Guaranteed Discovery of Controllable Latent States with Multi-Step Inverse Models

Guaranteed Discovery of Controllable Latent States with Multi-Step Inverse Models




Recovering the controllable latent dynamics in presence of distractors/exogenous noise

AC-State: Principled Representation Learning for Reinforcement Learning

The AC-State algorithm discovers a latent representation of a system from a sequence of sensory observations and actions taken by an agent interacting in the system, while requiring no external supervision (such as rewards or labels). This consists of predicting actions from observations with the smallest possible representation. This representation provably captures all of the information which is necessary for controlling the agent while discarding all irrelevant or distracting details. Previous approaches either fail to capture the full state or fail to ignore irrelevant information. We demonstrate this on a robot arm where we are able to recover the position of the arm using only a high-resolution video and recorded actions, while ignoring complex background distractors.

  • AC-State (right) is able to recover the controllable latent state of the factorized dynamics (left)
  • hi

    Background: Why do we need latent state decoding?
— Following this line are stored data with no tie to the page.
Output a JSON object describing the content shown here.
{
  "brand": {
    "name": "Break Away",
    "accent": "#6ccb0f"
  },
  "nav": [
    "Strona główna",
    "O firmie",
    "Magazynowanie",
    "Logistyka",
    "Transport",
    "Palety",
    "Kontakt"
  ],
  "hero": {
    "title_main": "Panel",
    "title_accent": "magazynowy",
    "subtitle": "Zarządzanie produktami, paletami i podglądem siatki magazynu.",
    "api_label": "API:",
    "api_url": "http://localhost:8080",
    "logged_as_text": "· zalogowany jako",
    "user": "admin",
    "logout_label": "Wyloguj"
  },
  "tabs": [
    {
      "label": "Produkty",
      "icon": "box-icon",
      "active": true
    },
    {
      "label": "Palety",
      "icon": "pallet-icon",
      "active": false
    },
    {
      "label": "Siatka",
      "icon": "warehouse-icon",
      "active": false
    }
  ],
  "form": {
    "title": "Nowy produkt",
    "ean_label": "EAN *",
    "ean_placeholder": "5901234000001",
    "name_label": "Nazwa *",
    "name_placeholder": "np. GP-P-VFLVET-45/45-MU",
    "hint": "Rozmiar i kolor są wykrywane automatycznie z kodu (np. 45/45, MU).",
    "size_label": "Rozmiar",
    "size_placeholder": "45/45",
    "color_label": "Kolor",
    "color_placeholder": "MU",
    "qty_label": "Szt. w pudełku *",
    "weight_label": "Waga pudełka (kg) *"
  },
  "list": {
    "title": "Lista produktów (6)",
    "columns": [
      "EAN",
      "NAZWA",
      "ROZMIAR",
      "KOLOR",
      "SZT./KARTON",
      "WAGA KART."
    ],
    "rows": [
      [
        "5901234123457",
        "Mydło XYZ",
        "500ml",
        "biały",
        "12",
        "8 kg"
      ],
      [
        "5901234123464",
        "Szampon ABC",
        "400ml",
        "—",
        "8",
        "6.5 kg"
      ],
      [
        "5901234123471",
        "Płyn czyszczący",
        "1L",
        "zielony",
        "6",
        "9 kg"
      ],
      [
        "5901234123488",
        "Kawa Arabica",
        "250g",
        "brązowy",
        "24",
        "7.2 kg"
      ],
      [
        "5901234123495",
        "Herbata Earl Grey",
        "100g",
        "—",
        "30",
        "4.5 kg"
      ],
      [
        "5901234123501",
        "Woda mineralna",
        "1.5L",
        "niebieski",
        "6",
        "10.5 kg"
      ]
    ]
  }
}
    A person walking along a city street who tries to model all aspects of the world would quickly be overwhelmed by a multitude of shops, cars, and people moving in and out of view, following their own complex and inscrutable dynamics. Exploration and navigation in such an environment is an everyday task, requiring no vast exertion of mental resources. Is it possible to turn this fire hose of sensory information into a minimal latent state which is necessary and sufficient for an agent to successfully act in the world? We formulate this question concretely, and propose the Agent-Controllable State Discovery algorithm (AC-State), which has theoretical guarantees and is practically demonstrated to discover the minimal controllable latent state which contains all of the information necessary for controlling the agent, while fully discarding all irrelevant information. This algorithm consists of a multi-step inverse model (predicting actions from distant observations) with an information bottleneck. AC-State enables localization, exploration, and navigation without reward or demonstrations. We demonstrate the discovery of controllable latent state in three domains: localizing a robot arm with distractions (e.g., changing lighting conditions and background), exploring in a maze alongside other agents, and navigating in the Matterport house simulator.



    hi
    A real robot arm moving between nine positions (left). The quality of controllable latent state dynamics learned by AC-State is better than one-step inverse models and autoencoders (bottom right).

    hi
    AC-State discovers controllable latent state in a visual robotic setting with temporally correlated distractors: a TV, flashing lights, and drinking bird toys (top left). We visualize the learned latent state by training a decoder to reconstruct the observation (top right). This shows that AC-State learns to discover the robot arm's position while ignoring the background distractors (videos in supplement). In co-occurrence histograms (bottom), autoencoders fail (bottom left), one-step inverse models fall prey to the same counterexample in theory and in experiment (bottom center), and AC-State discovers a perfect controllable latent state (diagonal histogram, bottom right).


    Experiments

    • AC-State learns the controllable latent state of a real robot from a high-resolution video of the robot with rich temporal background structure (a TV playing a video, flashing lights, dipping birds, and even people) dominating the information in the observed dynamics
    • multiple mazes and functionally identical agents where only one agent is controlled. AC-State only learns about the controlled agent while ignoring others, enabling the solution of a hard maze-exploration problem
    • AC-State learns controllable latent state in a house navigation environment where the observations are high-resolution images and the camera's vertical position randomly oscillates, showing that the algorithm is invariant to exogenous viewpoint noise which radically changes the observation.


    hi

    hi
    We study a multi-agent world where each of the nine mazes has a separately controlled agent. Training AC-State with the actions of a specific agent discovers its controllable latent state while discarding information about the other mazes (top). In a version of this environment where a fixed third of the actions cause the agent's position to reset to the top left corner, a random policy fails to explore, whereas planned exploration using AC-State reaches all parts of the maze (bottom).


    hi

    We evaluate AC-State in a house navigation environment (top), where the agent observes high resolution images of first-person views where the vertical position of the camera is random exogenous noise (center). The algorithm discovers a controllable latent state which is parsimonious (bottom left). AC-State captures the position of the agent in the house and discards information about the position of the camera (bottom right). The baselines we consider capture the controllable latent state but fail to discard the exogenous noise.

    Summary

    • AC-State reliably discovers controllable latent state across multiple domains. The vast simplification of the controllable latent state discovered by AC-State enables visualization, exact planning, and fast exploration. The field of self-supervised reinforcement learning particularly benefits from these approaches, with AC-State useful across a wide range of applications involving interactive agents as a self contained module to improve sample efficiency given any task specification. As the richness of sensors and the ubiquity of computing technologies (such as virtual reality, internet of things, and self-driving cars) continues to grow, the capacity to discover agent-controllable latent states enables new classes of applications.
    • Conditioning trajectories on a future desired state alongside previously-encountered states yields a goal-reaching method.